The Rose & Crown in Bebington Village is a Thwaites pub about a mile and a half from my house. It was my (very) regular for over 25 years. My first  visit was after my last day at Wirral Grammar School and from then on I could be found there on most days of the week listening to the juke box and playing darts. I captained the darts team and couldn't imagine it not being my local until marriage started to gradually curtail pub visits - as it does. It sold just two cask beers; Bitter and Mild, but in vast quantities.

It was a fixture in the GBG for over 20 years until changes in management and the perception that Thwaites' had lost their way took their toll. Still a very popular drinkers' pub (no food) the beer quality nowadays is pretty good and seasonal beers plus the odd guest have spiced up the range.

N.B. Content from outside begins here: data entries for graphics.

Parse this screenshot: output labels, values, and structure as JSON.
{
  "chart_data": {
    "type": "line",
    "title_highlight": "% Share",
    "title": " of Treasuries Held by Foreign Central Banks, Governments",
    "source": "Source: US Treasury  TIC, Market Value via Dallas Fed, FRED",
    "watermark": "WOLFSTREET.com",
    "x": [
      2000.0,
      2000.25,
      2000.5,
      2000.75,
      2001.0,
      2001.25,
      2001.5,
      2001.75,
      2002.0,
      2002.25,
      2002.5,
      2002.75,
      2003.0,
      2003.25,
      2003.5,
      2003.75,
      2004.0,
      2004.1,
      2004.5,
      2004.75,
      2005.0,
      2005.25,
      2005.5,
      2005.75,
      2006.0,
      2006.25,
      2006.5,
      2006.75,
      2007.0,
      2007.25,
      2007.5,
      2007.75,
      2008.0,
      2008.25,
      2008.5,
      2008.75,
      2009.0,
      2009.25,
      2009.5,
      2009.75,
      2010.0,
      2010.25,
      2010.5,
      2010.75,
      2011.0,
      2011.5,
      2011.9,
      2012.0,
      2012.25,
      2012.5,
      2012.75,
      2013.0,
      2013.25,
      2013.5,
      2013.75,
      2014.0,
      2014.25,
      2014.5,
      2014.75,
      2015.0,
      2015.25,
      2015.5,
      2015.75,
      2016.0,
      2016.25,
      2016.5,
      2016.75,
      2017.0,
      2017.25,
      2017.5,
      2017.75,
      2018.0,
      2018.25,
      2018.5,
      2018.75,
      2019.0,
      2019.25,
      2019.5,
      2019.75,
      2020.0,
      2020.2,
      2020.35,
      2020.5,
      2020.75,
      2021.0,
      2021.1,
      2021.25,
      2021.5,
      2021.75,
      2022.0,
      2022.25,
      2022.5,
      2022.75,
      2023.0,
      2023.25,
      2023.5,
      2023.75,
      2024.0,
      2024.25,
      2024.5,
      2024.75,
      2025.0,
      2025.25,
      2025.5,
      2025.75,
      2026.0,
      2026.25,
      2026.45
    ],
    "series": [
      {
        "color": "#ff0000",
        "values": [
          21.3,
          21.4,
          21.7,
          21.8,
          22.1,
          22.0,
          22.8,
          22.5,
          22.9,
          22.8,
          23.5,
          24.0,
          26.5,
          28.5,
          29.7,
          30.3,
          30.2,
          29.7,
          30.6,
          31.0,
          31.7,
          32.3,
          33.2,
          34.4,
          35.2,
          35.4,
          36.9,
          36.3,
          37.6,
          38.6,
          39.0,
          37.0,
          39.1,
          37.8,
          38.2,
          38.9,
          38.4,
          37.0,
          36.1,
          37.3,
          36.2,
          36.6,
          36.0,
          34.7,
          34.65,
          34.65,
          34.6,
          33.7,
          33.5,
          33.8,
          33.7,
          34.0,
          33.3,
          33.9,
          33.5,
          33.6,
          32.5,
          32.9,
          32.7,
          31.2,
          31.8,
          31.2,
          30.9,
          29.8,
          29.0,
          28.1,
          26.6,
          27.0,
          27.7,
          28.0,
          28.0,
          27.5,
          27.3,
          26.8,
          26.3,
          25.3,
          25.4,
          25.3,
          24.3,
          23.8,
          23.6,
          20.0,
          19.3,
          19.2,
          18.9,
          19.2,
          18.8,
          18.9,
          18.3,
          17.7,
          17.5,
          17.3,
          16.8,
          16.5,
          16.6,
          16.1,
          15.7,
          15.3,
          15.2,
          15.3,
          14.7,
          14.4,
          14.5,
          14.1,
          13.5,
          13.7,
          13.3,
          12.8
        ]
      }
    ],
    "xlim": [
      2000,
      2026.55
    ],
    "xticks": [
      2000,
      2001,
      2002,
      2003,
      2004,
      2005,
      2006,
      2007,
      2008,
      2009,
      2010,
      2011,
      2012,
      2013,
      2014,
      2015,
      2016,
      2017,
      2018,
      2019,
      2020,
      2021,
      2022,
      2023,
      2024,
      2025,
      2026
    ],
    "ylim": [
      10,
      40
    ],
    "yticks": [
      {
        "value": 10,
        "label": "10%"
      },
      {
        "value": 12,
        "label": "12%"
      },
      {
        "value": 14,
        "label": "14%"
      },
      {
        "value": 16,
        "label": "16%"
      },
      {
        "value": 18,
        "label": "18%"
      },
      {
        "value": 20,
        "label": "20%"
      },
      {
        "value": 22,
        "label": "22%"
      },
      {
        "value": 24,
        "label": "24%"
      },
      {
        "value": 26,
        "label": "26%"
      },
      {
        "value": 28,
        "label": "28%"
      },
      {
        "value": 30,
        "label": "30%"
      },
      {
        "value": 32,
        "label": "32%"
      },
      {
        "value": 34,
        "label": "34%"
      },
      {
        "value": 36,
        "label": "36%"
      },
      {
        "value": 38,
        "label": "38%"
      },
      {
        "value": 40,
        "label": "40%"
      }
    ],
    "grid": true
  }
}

Finally getting to the point of this post, it's had a bit of a spruce up recently. Thwaites have been spending a few bob on their pubs and rolling out a new corporate image. You can see the difference  between the investment by the traditional pub-owning brewers and the total lack of it by most of the Pubcos who extract vast sums from their leaseholders while giving little or nothing back in return.

Anyway, it looks pretty smart externally and internally. Who pays you may ask? Amazingly, not the drinker. Thwaites Bitter which was £2.50 a pint previously is now down to £2.25!